Je hochai la tête, encore sous le choc de cette révélation. La vie que j'avais vécue jusqu'alors m'apparaissait maintenant sous un nouveau jour, chaque moment revêtu d'une importance et d'une beauté que je n'avais jamais saisie auparavant.

« Maintenant, tu dois choisir," dit la silhouette. Sa voix était douce, mais portait un poids immense. « Veux-tu revenir à la vie que tu as laissée ou poursuivre vers ce qui t'attend ici ? »

La question me frappa de plein fouet. Revenir à la vie ? L'idée de revoir ma famille, de sentir de nouveau la chaleur du soleil sur ma peau, de rire et de jouer avec mes frères et sœurs, tout cela m'attirait irrésistiblement. Mais, en même temps, la paix et la sérénité de cet endroit étaient envoûtantes. J'étais déchiré entre deux mondes, chacun me promettant quelque chose de précieux.

Ma pensée se tourna vers ma mère, son visage inquiet, ses bras toujours ouverts pour me consoler, ses histoires du soir qui m'emportaient dans des mondes de rêves. L'amour qu'elle me portait était un lien puissant, un ancrage à la vie.

Avec une clarté soudaine, ma décision fut prise. « Je veux revenir, car ma mère aurait trop de chagrin si je ne revenais pas », murmurais-je.

La silhouette me regarda avec une expression empreinte de compréhension et de bienveillance. « Alors, retourne » dit-elle. « Retourne et vis pleinement chaque jour, avec amour et curiosité. Ta vie est un cadeau précieux, et chaque instant est une chance de tisser le tissu de ton existence. »

Une lumière éclatante m'entoura alors, et je sentis une force douce me soulever. Les eaux brouillées et profondes s'évanouirent, laissant place à la lumière du jour, au son du vent dans les arbres et à la chaleur chaude de juillet caressant mon visage. J'ouvris les yeux pour me retrouver seul au bord de la piscine, allongé sur le carrelage trop chaud, le ciel azuré s'étendant au-dessus de moi.

Je savais que j'avais été ramené à la vie non pour mon propre bénéfice, mais parce que ma réponse avait reflété une préoccupation authentique pour un autre être cher. Ce savoir m'imprégna d'une nouvelle sagesse et d'une gratitude profonde pour la vie et les liens qui nous unissent.

Yvan avait disparu, probablement emporté par la peur et l'incapacité d'aider. Je me redressai lentement, chaque mouvement imprégné de la nouvelle conscience que j'avais acquise de l'autre côté. Le monde autour de moi semblait différent, comme si j'avais traversé un voile et que je voyais maintenant la vie avec une clarté renouvelée. Chaque couleur était plus vive, chaque son plus clair, chaque sensation plus tangible.

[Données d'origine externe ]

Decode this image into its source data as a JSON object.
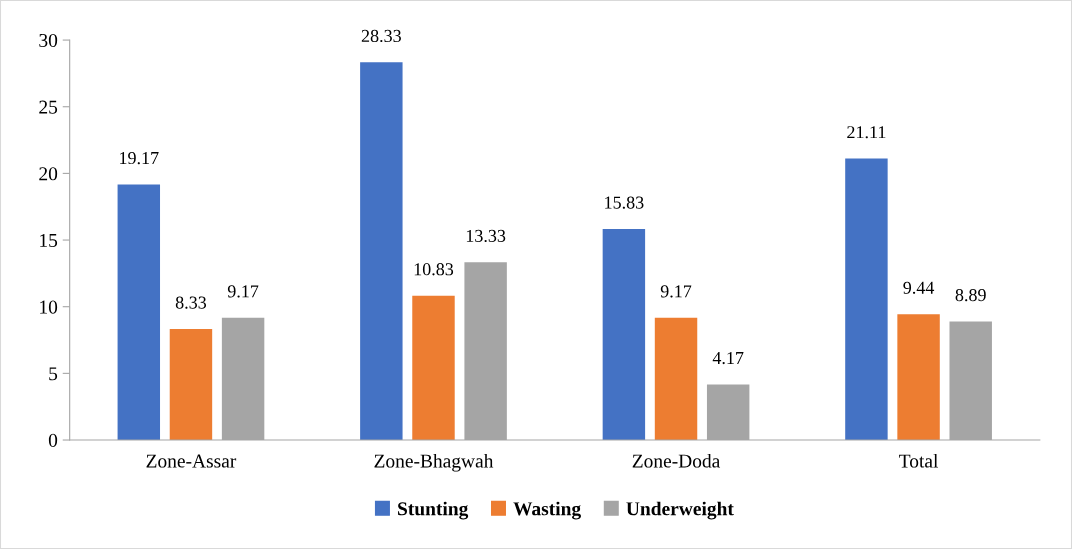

Tremblant, mais déterminé, je me relevai. Mes vêtements étaient trempés et collaient à ma peau, un rappel frissonnant de l'épreuve que je venais de traverser. Je regardai autour de moi, absorbant la beauté et la fragilité de tout ce qui m'entourait. J'avais été au seuil d'un autre monde, mais j'étais revenu. Cette expérience était désormais gravée dans mon âme, un souvenir indélébile de mon voyage à la frontière de la vie et de la mort.

Avec une appréciation renouvelée pour chaque instant, je sortis de la cour de la maison mystérieuse. Le chemin du retour était le même, mais je le parcourais avec une perspective différente. La vie m'attendait, pleine de promesses et d'opportunités, et j'étais résolu à la saisir pleinement, à chérir chaque souffle, chaque pas.

Je marchai lentement vers la maison, mes pensées tournées vers ma famille, ma mère. Comment pourrais-je expliquer mon absence ? Que dirais-je pour justifier mes vêtements mouillés et mon apparence échevelée ? Mais, ces inquiétudes étaient secondaires. L'essentiel était que j'étais en vie, transformé par une expérience qui avait élargi mon horizon d'enfant bien au-delà des limites de ma compréhension.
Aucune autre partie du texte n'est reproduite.